Inadequate college leaders stay despite commissioner questions
The principal and governors’ chair at a grade four London college that Ofsted said was failing to improve are clinging to their posts — despite FE Commissioner Dr David Collins having identified leadership as a weakness, FE Week can reveal.
LeSoCo was rated inadequate in January and came in for renewed criticism from the education watchdog this month when inspectors said there was insufficient monitoring of sub-standard teaching at the 17,600-learner college.
But principal Maxine Room (pictured) and governors’ chair John Landeryou remain in post and it has now emerged that Skills Minister Matthew Hancock’s FE Commissioner, Dr David Collins, questioned those at the top of LeSoCo.
Dr Collins’ two-week assessment of the college took place from January 27 having been triggered by the inadequate inspection result. A spokesperson for the Department for Business, Innovation and Skills (BIS) said Dr Collins “identified some weaknesses in the governance and leadership of the college”.
She said: “The chair is required to produce an action plan for how they will address the weaknesses and ensure improvements are made. The commissioner will monitor progress regularly and provide advice to the minister on the college’s progress.”
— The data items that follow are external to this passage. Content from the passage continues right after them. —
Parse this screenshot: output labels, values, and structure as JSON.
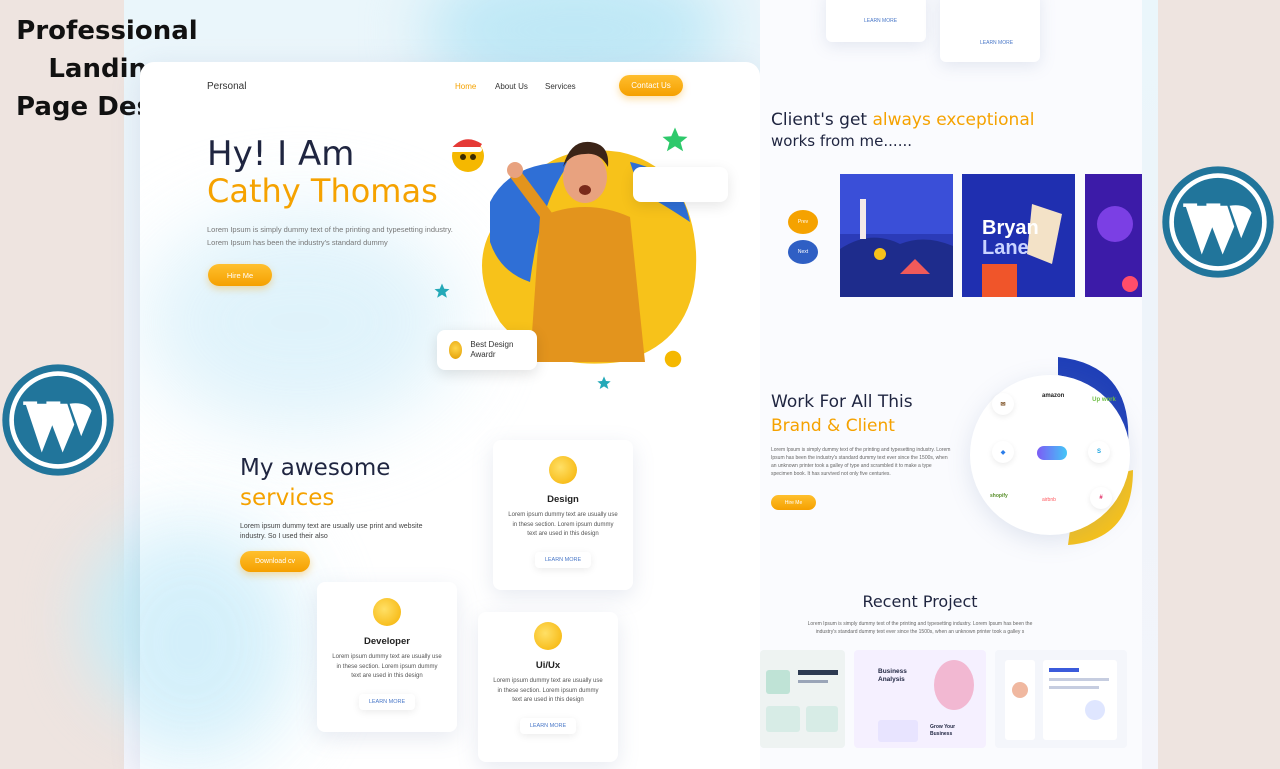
{
  "cover": {
    "title": "Professional Landing Page Design"
  },
  "logos": {
    "wordpress": "wordpress-logo"
  },
  "colors": {
    "accent": "#f5a200",
    "navy": "#1f2540",
    "wp_blue": "#21759b"
  },
  "nav": {
    "logo": "Personal",
    "home": "Home",
    "about": "About Us",
    "services": "Services",
    "contact": "Contact Us"
  },
  "hero": {
    "line1": "Hy! I Am",
    "line2": "Cathy Thomas",
    "desc": "Lorem Ipsum is simply dummy text of the printing and typesetting industry. Lorem Ipsum has been the industry's standard dummy",
    "hire": "Hire Me",
    "award": "Best Design Awardr"
  },
  "services": {
    "heading1": "My awesome",
    "heading2": "services",
    "desc": "Lorem ipsum dummy text are usually use print and website industry. So I used their also",
    "download": "Download cv",
    "cards": [
      {
        "title": "Design",
        "desc": "Lorem ipsum dummy text are usually use in these section. Lorem ipsum dummy text are used in this design",
        "link": "LEARN MORE"
      },
      {
        "title": "Developer",
        "desc": "Lorem ipsum dummy text are usually use in these section. Lorem ipsum dummy text are used in this design",
        "link": "LEARN MORE"
      },
      {
        "title": "Ui/Ux",
        "desc": "Lorem ipsum dummy text are usually use in these section. Lorem ipsum dummy text are used in this design",
        "link": "LEARN MORE"
      }
    ]
  },
  "right": {
    "top_links": [
      "LEARN MORE",
      "LEARN MORE"
    ],
    "clients_h1_a": "Client's get ",
    "clients_h1_b": "always exceptional",
    "clients_h2": "works from me......",
    "pills": [
      "Prev",
      "Next"
    ],
    "portfolio_brand_1": "Bryan",
    "portfolio_brand_2": "Lane",
    "work_h1": "Work For All This",
    "work_h2": "Brand & Client",
    "work_desc": "Lorem Ipsum is simply dummy text of the printing and typesetting industry. Lorem Ipsum has been the industry's standard dummy text ever since the 1500s, when an unknown printer took a galley of type and scrambled it to make a type specimen book. It has survived not only five centuries.",
    "work_hire": "Hire Me",
    "brands": [
      "amazon",
      "Up work",
      "shopify",
      "airbnb"
    ],
    "recent_title": "Recent Project",
    "recent_desc": "Lorem Ipsum is simply dummy text of the printing and typesetting industry. Lorem Ipsum has been the industry's standard dummy text ever since the 1500s, when an unknown printer took a galley s",
    "proj_business": "Business Analysis",
    "proj_grow": "Grow Your Business"
  }
}
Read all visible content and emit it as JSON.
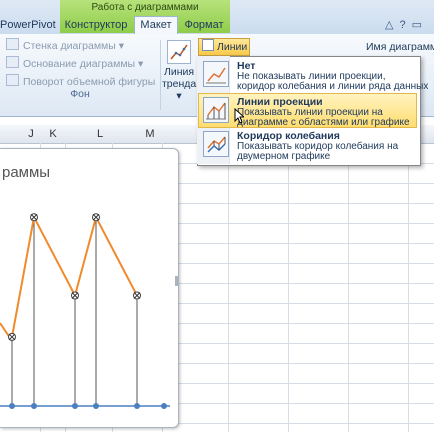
{
  "ribbon": {
    "context_title": "Работа с диаграммами",
    "tabs": [
      {
        "label": "PowerPivot"
      },
      {
        "label": "Конструктор"
      },
      {
        "label": "Макет"
      },
      {
        "label": "Формат"
      }
    ],
    "active_tab": "Макет",
    "left_group": {
      "items": [
        {
          "label": "Стенка диаграммы ▾",
          "icon": "chart-wall-icon"
        },
        {
          "label": "Основание диаграммы ▾",
          "icon": "chart-floor-icon"
        },
        {
          "label": "Поворот объемной фигуры",
          "icon": "3d-rotation-icon"
        }
      ],
      "group_label": "Фон"
    },
    "trendline_button": {
      "label_line1": "Линия",
      "label_line2": "тренда ▾"
    },
    "lines_button": {
      "label": "Линии ▾"
    },
    "chart_name_label": "Имя диаграммы"
  },
  "lines_menu": {
    "items": [
      {
        "title": "Нет",
        "desc1": "Не показывать линии проекции,",
        "desc2": "коридор колебания и линии ряда данных",
        "highlighted": false
      },
      {
        "title": "Линии проекции",
        "desc1": "Показывать линии проекции на",
        "desc2": "диаграмме с областями или графике",
        "highlighted": true
      },
      {
        "title": "Коридор колебания",
        "desc1": "Показывать коридор колебания на",
        "desc2": "двумерном графике",
        "highlighted": false
      }
    ]
  },
  "sheet": {
    "columns": [
      "J",
      "K",
      "L",
      "M"
    ]
  },
  "chart": {
    "title_fragment": "раммы"
  },
  "chart_data": {
    "type": "line",
    "series": [
      {
        "name": "",
        "values": [
          1.5,
          4.1,
          2.4,
          4.1,
          2.4
        ],
        "color": "#f08a2c"
      }
    ],
    "projection_lines": true,
    "projection_color": "#555555",
    "baseline_color": "#4a7fc0"
  }
}
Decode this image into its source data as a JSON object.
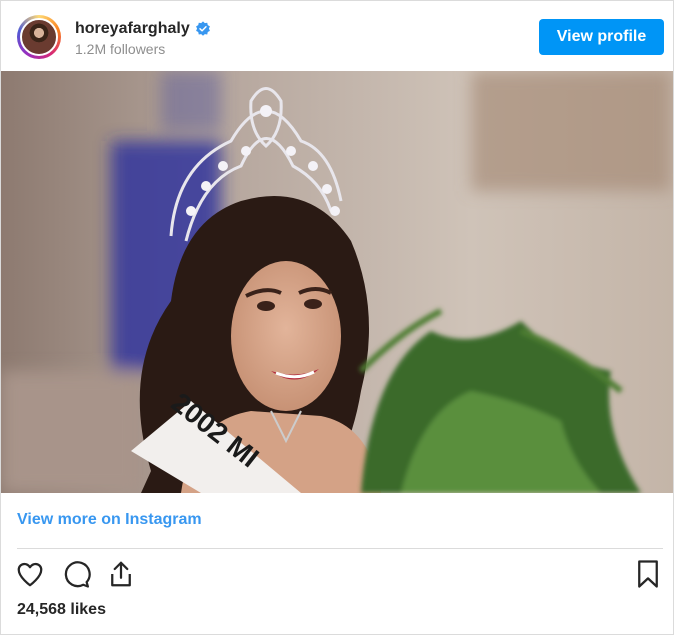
{
  "header": {
    "username": "horeyafarghaly",
    "followers": "1.2M followers",
    "view_profile_label": "View profile"
  },
  "photo": {
    "sash_text": "2002 MI"
  },
  "view_more_label": "View more on Instagram",
  "actions": {
    "icons": [
      "heart-icon",
      "comment-icon",
      "share-icon",
      "bookmark-icon"
    ]
  },
  "likes": "24,568 likes",
  "colors": {
    "button_blue": "#0095f6",
    "link_blue": "#3897f0",
    "verified_blue": "#3897f0"
  }
}
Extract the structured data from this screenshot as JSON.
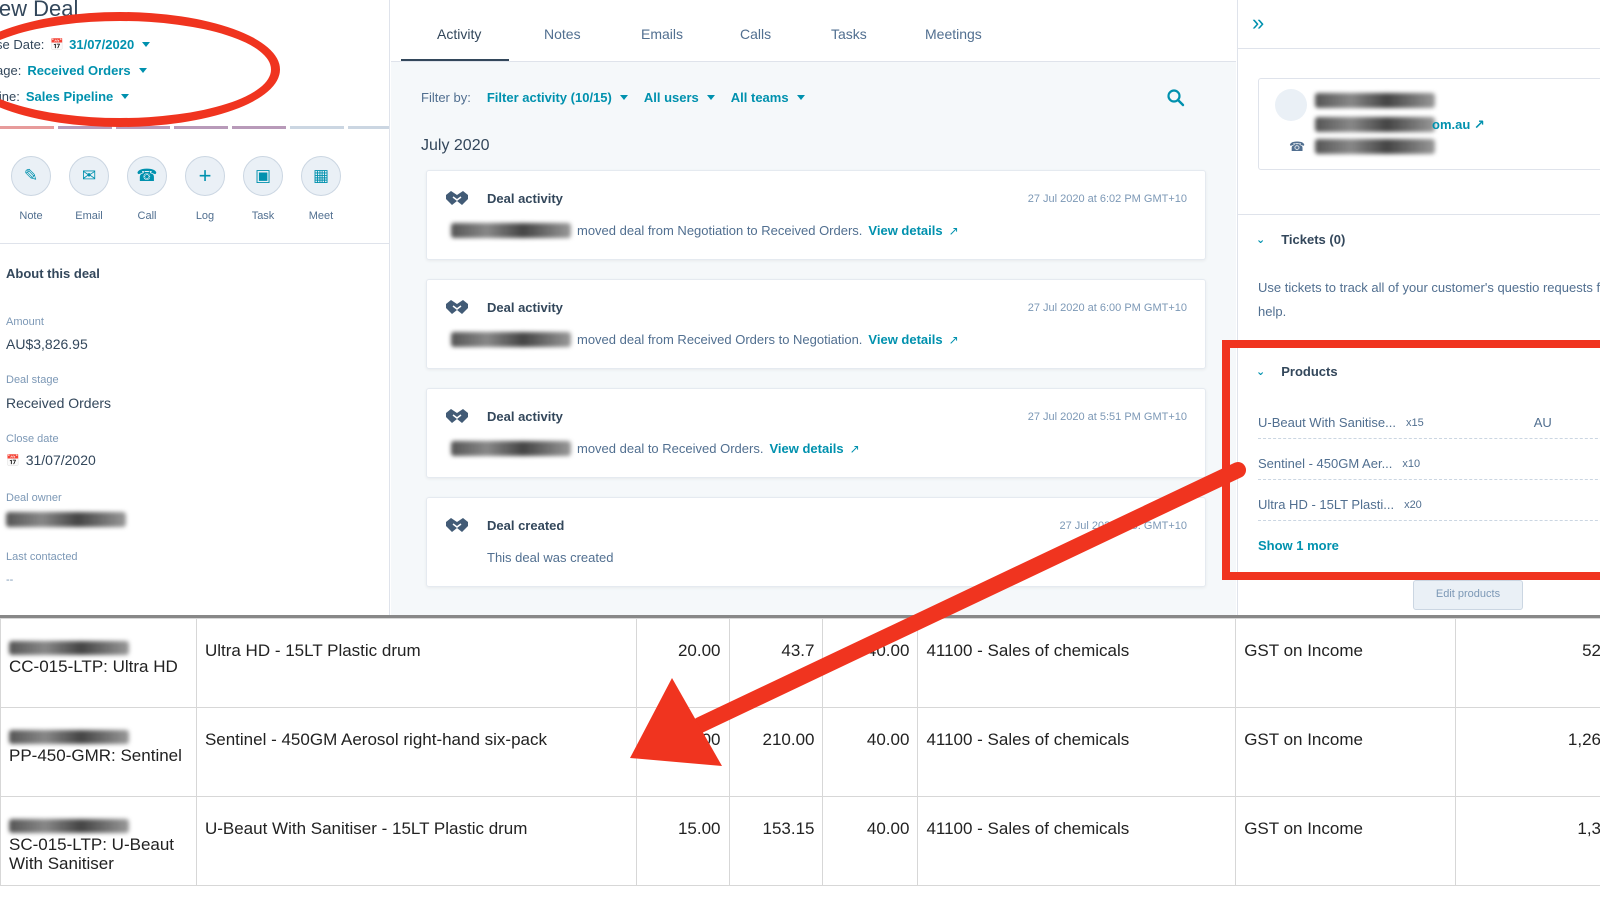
{
  "deal": {
    "title": "lew Deal",
    "close_date_label": "se Date:",
    "close_date": "31/07/2020",
    "stage_label": "age:",
    "stage": "Received Orders",
    "pipeline_label": "line:",
    "pipeline": "Sales Pipeline"
  },
  "actions": [
    {
      "label": "Note",
      "icon": "note-edit-icon"
    },
    {
      "label": "Email",
      "icon": "email-icon"
    },
    {
      "label": "Call",
      "icon": "phone-icon"
    },
    {
      "label": "Log",
      "icon": "plus-icon"
    },
    {
      "label": "Task",
      "icon": "task-icon"
    },
    {
      "label": "Meet",
      "icon": "calendar-icon"
    }
  ],
  "about": {
    "heading": "About this deal",
    "amount_label": "Amount",
    "amount": "AU$3,826.95",
    "stage_label": "Deal stage",
    "stage": "Received Orders",
    "close_label": "Close date",
    "close": "31/07/2020",
    "owner_label": "Deal owner",
    "last_contacted_label": "Last contacted",
    "last_contacted": "--"
  },
  "tabs": [
    "Activity",
    "Notes",
    "Emails",
    "Calls",
    "Tasks",
    "Meetings"
  ],
  "filter": {
    "label": "Filter by:",
    "activity": "Filter activity (10/15)",
    "users": "All users",
    "teams": "All teams"
  },
  "month": "July 2020",
  "activities": [
    {
      "title": "Deal activity",
      "time": "27 Jul 2020 at 6:02 PM GMT+10",
      "text": "moved deal from Negotiation to Received Orders.",
      "link": "View details"
    },
    {
      "title": "Deal activity",
      "time": "27 Jul 2020 at 6:00 PM GMT+10",
      "text": "moved deal from Received Orders to Negotiation.",
      "link": "View details"
    },
    {
      "title": "Deal activity",
      "time": "27 Jul 2020 at 5:51 PM GMT+10",
      "text": "moved deal to Received Orders.",
      "link": "View details"
    },
    {
      "title": "Deal created",
      "time": "27 Jul 2020 at 5:  GMT+10",
      "text": "This deal was created",
      "link": ""
    }
  ],
  "right": {
    "email_suffix": "om.au",
    "tickets_heading": "Tickets (0)",
    "tickets_text": "Use tickets to track all of your customer's questio requests for help.",
    "products_heading": "Products",
    "products": [
      {
        "name": "U-Beaut With Sanitise...",
        "qty": "x15",
        "extra": "AU"
      },
      {
        "name": "Sentinel - 450GM Aer...",
        "qty": "x10",
        "extra": ""
      },
      {
        "name": "Ultra HD - 15LT Plasti...",
        "qty": "x20",
        "extra": ""
      }
    ],
    "show_more": "Show 1 more",
    "edit_products": "Edit products"
  },
  "table_rows": [
    {
      "code": "CC-015-LTP: Ultra HD",
      "desc": "Ultra HD - 15LT Plastic drum",
      "qty": "20.00",
      "price": "43.7",
      "disc": "40.00",
      "account": "41100 - Sales of chemicals",
      "tax": "GST on Income",
      "amount": "52"
    },
    {
      "code": "PP-450-GMR: Sentinel",
      "desc": "Sentinel - 450GM Aerosol right-hand six-pack",
      "qty": "00",
      "price": "210.00",
      "disc": "40.00",
      "account": "41100 - Sales of chemicals",
      "tax": "GST on Income",
      "amount": "1,26"
    },
    {
      "code": "SC-015-LTP: U-Beaut With Sanitiser",
      "desc": "U-Beaut With Sanitiser - 15LT Plastic drum",
      "qty": "15.00",
      "price": "153.15",
      "disc": "40.00",
      "account": "41100 - Sales of chemicals",
      "tax": "GST on Income",
      "amount": "1,3"
    }
  ],
  "colors": {
    "accent": "#0091ae",
    "annotation": "#f0341f",
    "text": "#33475b"
  }
}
But a LeSoCo spokesperson confirmed none of its leadership team was standing down.
She said: “The FE Commissioner has made a number of recommendations which the college is acting upon.
“We are working towards improvements in curriculum delivery, quality control and financial management, and assessing options for developing the breadth of skills and experience on the senior leadership team and board of governors as suggested by the commissioner.
“Any changes to the senior leadership team and board of governors will be focused on recruiting additional expertise in line with the commissioner’s findings.
“We remain committed to the journey of transformation that was necessitated by the merger that created LeSoCo, and look forward to working further with the FE Commissioner and Ofsted to raise standards.”
The college was formed after a merger in 2012 between Lewisham College — rated outstanding in 2006, before dropping to satisfactory (a grade three and now termed ‘requires improvement’) in 2012 — and Southwark College, which was graded inadequate in December 2011.
LeSoCo, which has a current Skills Funding Agency allocation of £25.5m, resigned from the 157 Group after January’s grade four rating. Ofsted’s report criticised overall teaching standards and said improvements were needed to tutorials.
Inspectors on an initial follow-up inspection painted a picture of a college struggling to improve and a second monitoring visit inspection found there was still insufficient monitoring of sub-standard teaching and “too many tutorial sessions have low attendance”.
However, “reasonable improvement” had been made in the quality of teaching, learning and assessment in foundation English and maths.